Mini-Review of Vonage

After a friend told me about Vonage (hi James), and it made sense to try it out… I was paying Bell Canada an average of about $100/month, and Vonage offers unlimited in-province calling for $34.95/month, something you can’t get at all from Bell anymore. These are all Canadian prices (me being in Canada, eh?).

Staples has a special on a Linksys PAP2 VoIP phone adapter, which couldn’t be easier to use: You plug one wire into your Ethernet router, and another into a telephone. Give Vonage the Mac address of the adapter and that’s it, you’re online.

There are some very cool things about this:

  • You can take your home phone anywhere with you. Travelling? Bring the adapter and plug it wherever you go, as long as you can find an Ethernet jack and a network that doesn’t require you to do anything funny to get online.
  • Vonage includes all the services Bell makes you pay extra for, like caller ID, voicemail, etc. That’s one of the main reasons it’s cheaper.
  • You keep your phone number when you move.
  • They’ll email you your voicemail!

That said, there are some drawbacks:

  • You can’t get DSL without paying for a phone line. At least, that’s how it is here. This means my phone bill is the Vonage rate plus $29 for a Bell phone line. Still cheaper…
  • You don’t have a phone when the power goes out.
  • You don’t have a phone when your Internet goes out. And if this is your only phone, how are you going to call your ISP?
  • With the simple adapter I have, there’s no quality of service guarantee. If I’m downloading files while I’m on the phone, voice quality becomes choppy. This sucks. There’s a router version of the adapter that automatically starves your network for bandwidth to guarantee voice quality; I’d seriously recommend getting that. (The adapter I have was $10 after the mail-in rebate; maybe that’s why).

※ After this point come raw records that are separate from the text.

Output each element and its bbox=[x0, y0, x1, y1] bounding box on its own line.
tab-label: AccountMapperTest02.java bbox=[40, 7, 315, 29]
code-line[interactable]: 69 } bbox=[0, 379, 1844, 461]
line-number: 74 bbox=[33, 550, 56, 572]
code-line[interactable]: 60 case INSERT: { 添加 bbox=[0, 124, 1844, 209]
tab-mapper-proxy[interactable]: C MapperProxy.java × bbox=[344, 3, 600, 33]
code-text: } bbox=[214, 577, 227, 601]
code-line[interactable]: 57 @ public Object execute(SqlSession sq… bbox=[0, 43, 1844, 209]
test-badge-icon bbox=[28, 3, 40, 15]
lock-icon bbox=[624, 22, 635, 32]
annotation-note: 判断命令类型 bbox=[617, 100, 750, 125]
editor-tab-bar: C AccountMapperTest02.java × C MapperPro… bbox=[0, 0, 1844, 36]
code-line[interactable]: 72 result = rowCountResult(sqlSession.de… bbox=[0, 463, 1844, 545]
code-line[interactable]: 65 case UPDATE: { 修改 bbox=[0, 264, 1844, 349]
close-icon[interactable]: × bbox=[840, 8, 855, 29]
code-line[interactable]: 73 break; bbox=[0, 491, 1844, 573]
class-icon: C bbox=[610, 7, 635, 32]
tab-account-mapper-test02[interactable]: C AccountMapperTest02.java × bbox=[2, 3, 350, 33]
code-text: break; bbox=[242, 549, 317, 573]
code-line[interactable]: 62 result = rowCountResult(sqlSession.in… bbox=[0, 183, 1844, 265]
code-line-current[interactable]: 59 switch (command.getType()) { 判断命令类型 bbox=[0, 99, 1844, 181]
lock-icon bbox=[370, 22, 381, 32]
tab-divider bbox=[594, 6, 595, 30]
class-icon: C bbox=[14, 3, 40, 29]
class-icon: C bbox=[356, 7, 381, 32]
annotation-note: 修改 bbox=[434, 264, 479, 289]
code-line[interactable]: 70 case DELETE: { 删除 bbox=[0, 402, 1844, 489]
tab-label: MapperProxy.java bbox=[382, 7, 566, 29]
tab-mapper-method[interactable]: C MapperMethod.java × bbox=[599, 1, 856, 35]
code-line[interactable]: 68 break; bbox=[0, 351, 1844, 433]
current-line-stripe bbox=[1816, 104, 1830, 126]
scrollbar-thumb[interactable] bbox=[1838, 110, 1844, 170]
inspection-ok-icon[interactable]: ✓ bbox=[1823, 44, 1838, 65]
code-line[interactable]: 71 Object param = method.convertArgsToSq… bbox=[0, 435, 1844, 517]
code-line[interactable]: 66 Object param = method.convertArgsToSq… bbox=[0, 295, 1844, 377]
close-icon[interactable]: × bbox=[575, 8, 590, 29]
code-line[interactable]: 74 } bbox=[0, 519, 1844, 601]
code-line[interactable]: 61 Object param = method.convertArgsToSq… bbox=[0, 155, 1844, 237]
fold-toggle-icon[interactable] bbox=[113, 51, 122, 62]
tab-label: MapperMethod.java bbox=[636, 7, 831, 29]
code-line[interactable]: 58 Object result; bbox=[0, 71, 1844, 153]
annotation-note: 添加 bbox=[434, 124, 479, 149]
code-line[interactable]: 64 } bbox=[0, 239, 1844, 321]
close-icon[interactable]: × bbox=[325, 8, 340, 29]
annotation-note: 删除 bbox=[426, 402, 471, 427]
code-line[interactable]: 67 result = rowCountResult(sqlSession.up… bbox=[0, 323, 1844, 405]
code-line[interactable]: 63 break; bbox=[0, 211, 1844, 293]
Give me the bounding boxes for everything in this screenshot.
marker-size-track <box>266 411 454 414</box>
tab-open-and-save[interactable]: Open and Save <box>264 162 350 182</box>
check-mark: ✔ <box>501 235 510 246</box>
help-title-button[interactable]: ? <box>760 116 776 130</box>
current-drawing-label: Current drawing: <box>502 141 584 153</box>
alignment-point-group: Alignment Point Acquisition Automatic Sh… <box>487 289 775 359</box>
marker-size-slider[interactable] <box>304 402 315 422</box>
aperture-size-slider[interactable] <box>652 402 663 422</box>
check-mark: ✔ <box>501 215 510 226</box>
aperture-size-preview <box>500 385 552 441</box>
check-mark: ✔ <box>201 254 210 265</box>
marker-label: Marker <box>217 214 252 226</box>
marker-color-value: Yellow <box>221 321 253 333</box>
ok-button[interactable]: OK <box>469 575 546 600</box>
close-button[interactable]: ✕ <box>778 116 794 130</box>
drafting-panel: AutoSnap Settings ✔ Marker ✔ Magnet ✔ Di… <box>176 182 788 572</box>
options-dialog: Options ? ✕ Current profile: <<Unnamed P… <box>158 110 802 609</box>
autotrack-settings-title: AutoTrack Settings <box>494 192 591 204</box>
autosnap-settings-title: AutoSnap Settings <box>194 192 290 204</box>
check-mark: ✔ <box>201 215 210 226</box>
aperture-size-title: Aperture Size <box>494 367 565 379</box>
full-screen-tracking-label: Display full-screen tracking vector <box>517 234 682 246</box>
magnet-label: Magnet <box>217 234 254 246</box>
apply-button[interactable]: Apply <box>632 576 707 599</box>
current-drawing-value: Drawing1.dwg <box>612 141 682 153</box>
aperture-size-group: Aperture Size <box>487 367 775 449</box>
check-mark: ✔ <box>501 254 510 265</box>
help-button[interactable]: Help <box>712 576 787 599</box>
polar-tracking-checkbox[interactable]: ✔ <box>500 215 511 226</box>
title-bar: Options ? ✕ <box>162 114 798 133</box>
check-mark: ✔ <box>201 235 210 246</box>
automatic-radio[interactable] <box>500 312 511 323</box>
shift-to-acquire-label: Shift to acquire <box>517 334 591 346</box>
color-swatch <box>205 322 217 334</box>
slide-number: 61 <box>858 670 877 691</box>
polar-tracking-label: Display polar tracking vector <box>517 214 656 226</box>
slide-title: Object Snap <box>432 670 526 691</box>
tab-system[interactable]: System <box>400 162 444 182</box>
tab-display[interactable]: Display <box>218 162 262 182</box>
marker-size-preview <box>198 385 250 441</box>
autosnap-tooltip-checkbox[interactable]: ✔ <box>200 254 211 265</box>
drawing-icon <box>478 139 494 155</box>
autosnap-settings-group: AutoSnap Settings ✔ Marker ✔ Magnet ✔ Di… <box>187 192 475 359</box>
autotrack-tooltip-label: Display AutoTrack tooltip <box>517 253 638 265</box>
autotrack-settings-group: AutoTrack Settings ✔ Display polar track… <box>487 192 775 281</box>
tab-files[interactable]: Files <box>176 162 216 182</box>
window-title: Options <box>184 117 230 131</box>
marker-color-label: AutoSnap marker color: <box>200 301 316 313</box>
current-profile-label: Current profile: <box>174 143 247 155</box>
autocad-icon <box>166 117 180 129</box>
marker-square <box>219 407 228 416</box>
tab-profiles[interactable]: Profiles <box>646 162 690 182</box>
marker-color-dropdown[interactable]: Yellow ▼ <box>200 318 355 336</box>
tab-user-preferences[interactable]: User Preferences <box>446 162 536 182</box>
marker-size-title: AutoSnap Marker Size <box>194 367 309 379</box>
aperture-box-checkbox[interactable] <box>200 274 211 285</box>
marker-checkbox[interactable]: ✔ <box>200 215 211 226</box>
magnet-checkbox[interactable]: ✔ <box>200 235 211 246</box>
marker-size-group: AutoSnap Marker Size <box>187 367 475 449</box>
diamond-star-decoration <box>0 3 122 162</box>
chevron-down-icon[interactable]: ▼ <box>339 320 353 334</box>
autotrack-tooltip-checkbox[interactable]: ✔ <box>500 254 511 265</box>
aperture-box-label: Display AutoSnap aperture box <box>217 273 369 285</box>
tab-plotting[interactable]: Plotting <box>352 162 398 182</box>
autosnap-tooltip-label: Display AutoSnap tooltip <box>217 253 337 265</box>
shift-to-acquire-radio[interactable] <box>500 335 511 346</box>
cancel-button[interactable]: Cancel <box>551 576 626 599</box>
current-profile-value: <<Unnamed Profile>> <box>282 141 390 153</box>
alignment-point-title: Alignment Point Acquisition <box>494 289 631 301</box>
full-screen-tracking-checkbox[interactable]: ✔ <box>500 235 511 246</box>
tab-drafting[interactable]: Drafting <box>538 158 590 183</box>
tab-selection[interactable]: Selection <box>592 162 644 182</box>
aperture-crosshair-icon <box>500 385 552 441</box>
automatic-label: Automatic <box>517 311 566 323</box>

The two configurations that make sense:

  • You have DSL. You continue to pay for a phone line, and you add Vonage as a second line. Forward your basic bell line to the Vonage line so you get voicemail and whatnot.
  • You have Internet that doesn’t come through your phone line. Get a cell phone and use that as the emergency backup, cancel your phone line, and go with Vonage.

The part of it that I find coolest is that this little VoIP box, that most people will see just as some simple adapter, is doing all the work of talking to the Vonage servers, DHCP, audio digitization and compression/decompression, managing the local phone lines (detecting when it’s picked up, generating the ring signal)… I’m impressed. They’ve made VoIP dead simple.

Disclaimer: I’ve had the service for a week now; if my opinion of it changes I’ll update this.